Le rapport balaye des thématiques tout à fait cruciales pour réconcilier ces quartiers prioritaires avec la République et favoriser leur désenclavement. Cependant, il fait fi d’éléments fondamentaux qui justifient précisément que les banlieues soient devenues des quartiers prioritaires. Il a en outre fait l’objet d’un revirement spectaculaire du gouvernement qui l’avait lui-même pourtant commandé, infligeant au passage un camouflet fortement médiatisé en direction de son auteur.
Quoiqu’il en soit, l’absence de mesures fortes contre l’insécurité, la lutte contre le trafic de stupéfiants, l’islamisme radical et la concentration des populations précaires, fragiles et issues de l’immigration témoigne de l’incapacité du politique à traiter des problèmes de fond. Il ne suffit donc pas de se contenter de quelques ravalements de façades pour s’assurer du plein retour des banlieues dans le giron républicain mais plutôt de décider d’actes forts et responsables.
4. Nos recommandations : faire vivre « l’espoir banlieue »
Les questions d’insécurité et de lutte contre l’islamisme et ses ramifications doivent être prioritaires. Quelques mesures de bon sens constitueraient un premier pas encourageant, par exemple :
Suspendre les allocations familiales en cas d’absentéisme scolaire des enfants (suspension anciennement permise par la loi n° 2010-1127 du 28 septembre 2010, abrogée en 2013) ;
Appliquer strictement les peines infligées aux délinquants du quotidien et aux trafiquants de stupéfiant, sans remises ou adoucissement systématiques des peines ;
Effectuer des contrôles inopinés par des agents de police spécialistes des prêches ;
Interdire tout financement étranger d’une association cultuelle ;
Instaurer la déchéance de nationalité pour les binationaux auteurs d’attentat, tentative d’attentat, complicité d’acte de terrorisme, apologie et provocation au terrorisme ;
Interdire le retour des candidats au jihad.

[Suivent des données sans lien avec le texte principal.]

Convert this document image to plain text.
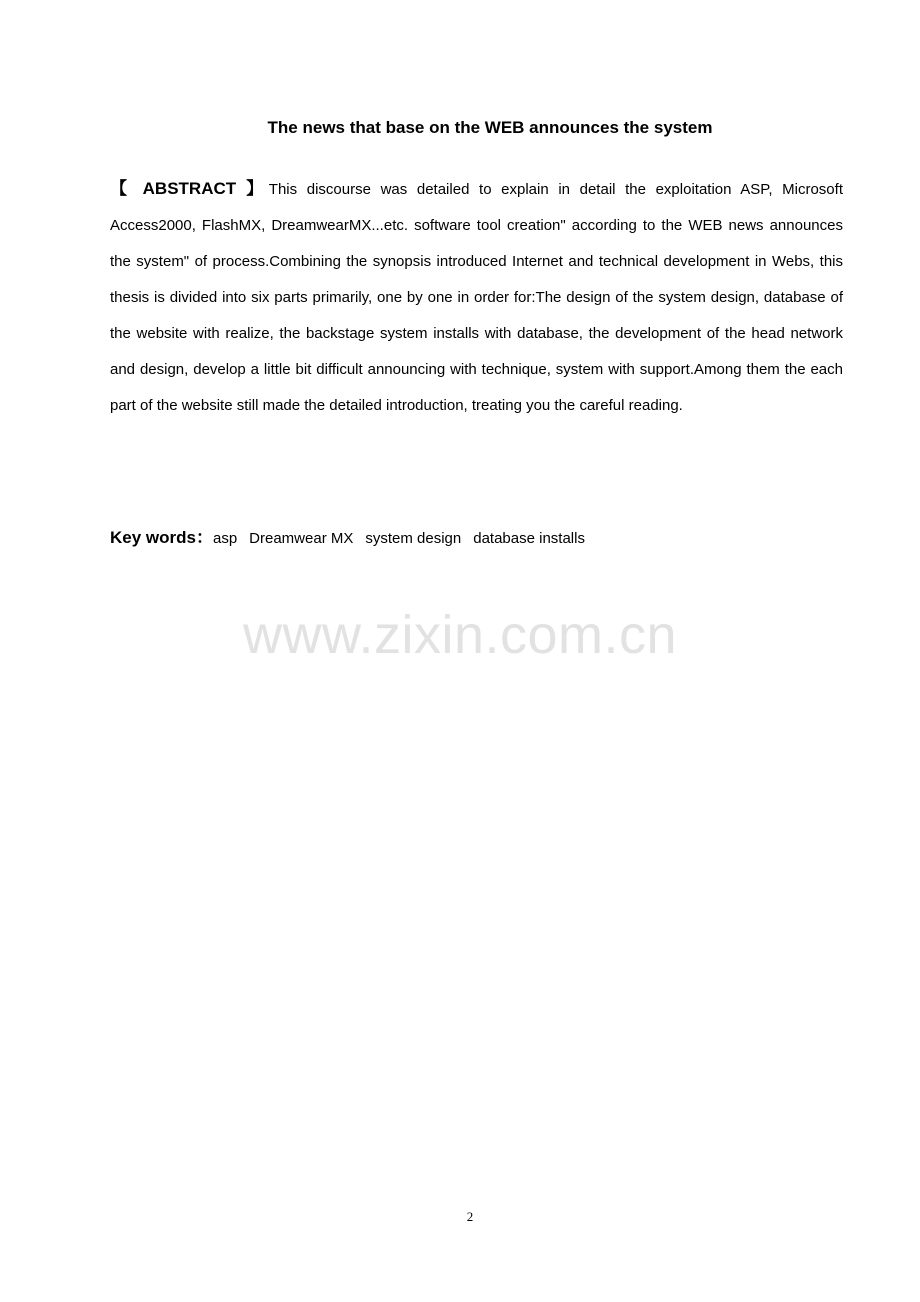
The news that base on the WEB announces the system

【 ABSTRACT 】This discourse was detailed to explain in detail the exploitation ASP, Microsoft Access2000, FlashMX, DreamwearMX...etc. software tool creation" according to the WEB news announces the system" of process.Combining the synopsis introduced Internet and technical development in Webs, this thesis is divided into six parts primarily, one by one in order for:The design of the system design, database of the website with realize, the backstage system installs with database, the development of the head network and design, develop a little bit difficult announcing with technique, system with support.Among them the each part of the website still made the detailed introduction, treating you the careful reading.

Key words：asp Dreamwear MX system design database installs
www.zixin.com.cn
2
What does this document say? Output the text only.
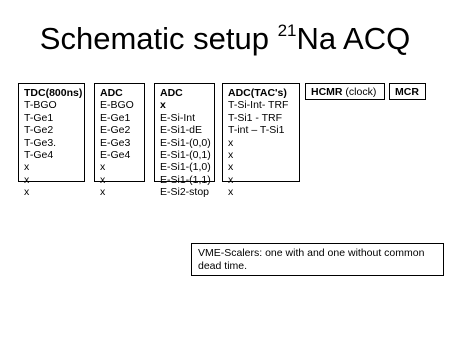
Schematic setup $^{21}$Na ACQ
TDC(800ns)
T-BGO
T-Ge1
T-Ge2
T-Ge3.
T-Ge4
x
x
x
ADC
E-BGO
E-Ge1
E-Ge2
E-Ge3
E-Ge4
x
x
x
ADC
x
E-Si-Int
E-Si1-dE
E-Si1-(0,0)
E-Si1-(0,1)
E-Si1-(1,0)
E-Si1-(1,1)
E-Si2-stop
ADC(TAC's)
T-Si-Int- TRF
T-Si1 - TRF
T-int – T-Si1
x
x
x
x
x
HCMR (clock)	MCR
VME-Scalers: one with and one without common dead time.
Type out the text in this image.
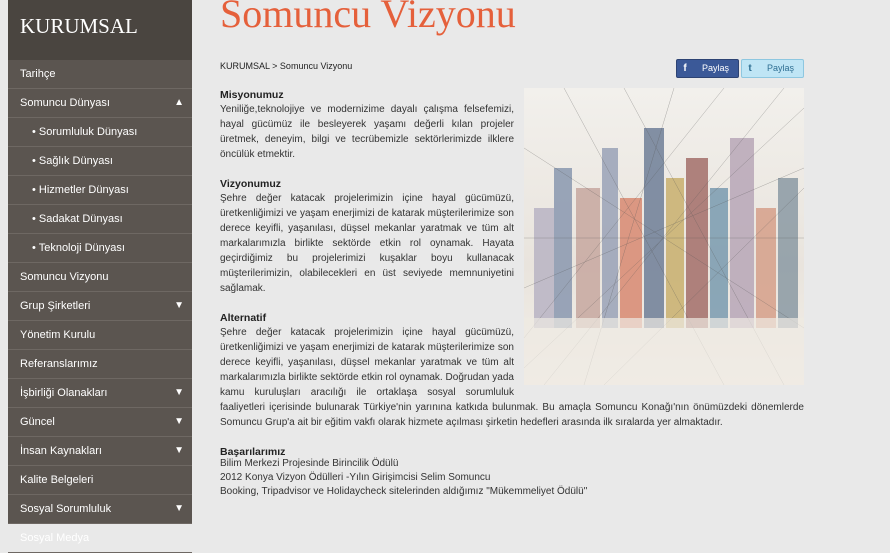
KURUMSAL
Tarihçe
Somuncu Dünyası	▲
• Sorumluluk Dünyası
• Sağlık Dünyası
• Hizmetler Dünyası
• Sadakat Dünyası
• Teknoloji Dünyası
Somuncu Vizyonu
Grup Şirketleri	▼
Yönetim Kurulu
Referanslarımız
İşbirliği Olanakları	▼
Güncel	▼
İnsan Kaynakları	▼
Kalite Belgeleri
Sosyal Sorumluluk	▼
Sosyal Medya
Somuncu Vizyonu
KURUMSAL > Somuncu Vizyonu	f	Paylaş	t	Paylaş
Misyonumuz

Yeniliğe,teknolojiye ve modernizime dayalı çalışma felsefemizi, hayal gücümüz ile besleyerek yaşamı değerli kılan projeler üretmek, deneyim, bilgi ve tecrübemizle sektörlerimizde ilklere öncülük etmektir.

Vizyonumuz

Şehre değer katacak projelerimizin içine hayal gücümüzü, üretkenliğimizi ve yaşam enerjimizi de katarak müşterilerimize son derece keyifli, yaşanılası, düşsel mekanlar yaratmak ve tüm alt markalarımızla birlikte sektörde etkin rol oynamak. Hayata geçirdiğimiz bu projelerimizi kuşaklar boyu kullanacak müşterilerimizin, olabilecekleri en üst seviyede memnuniyetini sağlamak.

Alternatif

Şehre değer katacak projelerimizin içine hayal gücümüzü, üretkenliğimizi ve yaşam enerjimizi de katarak müşterilerimize son derece keyifli, yaşanılası, düşsel mekanlar yaratmak ve tüm alt markalarımızla birlikte sektörde etkin rol oynamak. Doğrudan yada kamu kuruluşları aracılığı ile ortaklaşa sosyal sorumluluk faaliyetleri içerisinde bulunarak Türkiye'nin yarınına katkıda bulunmak. Bu amaçla Somuncu Konağı'nın önümüzdeki dönemlerde Somuncu Grup'a ait bir eğitim vakfı olarak hizmete açılması şirketin hedefleri arasında ilk sıralarda yer almaktadır.

Başarılarımız
Bilim Merkezi Projesinde Birincilik Ödülü
2012 Konya Vizyon Ödülleri -Yılın Girişimcisi Selim Somuncu
Booking, Tripadvisor ve Holidaycheck sitelerinden aldığımız "Mükemmeliyet Ödülü"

Il apparaît ainsi prioritaire de mettre en œuvre des mesures de nature à améliorer la sécurité et de faire en sorte que l’école redevienne un lieu de socialisation et de savoir incontournable. Se donner les moyens de retrouver un espace sécurisé constitue également un préalable en vue d’inciter les entreprises à s’installer et à développer leurs activités.
S’il s’agit de mener une politique efficace à destination des quartiers prioritaires de la ville, il ne faut toutefois pas laisser de côté les autres territoires enclavés – au premier rang desquels certains territoires ruraux.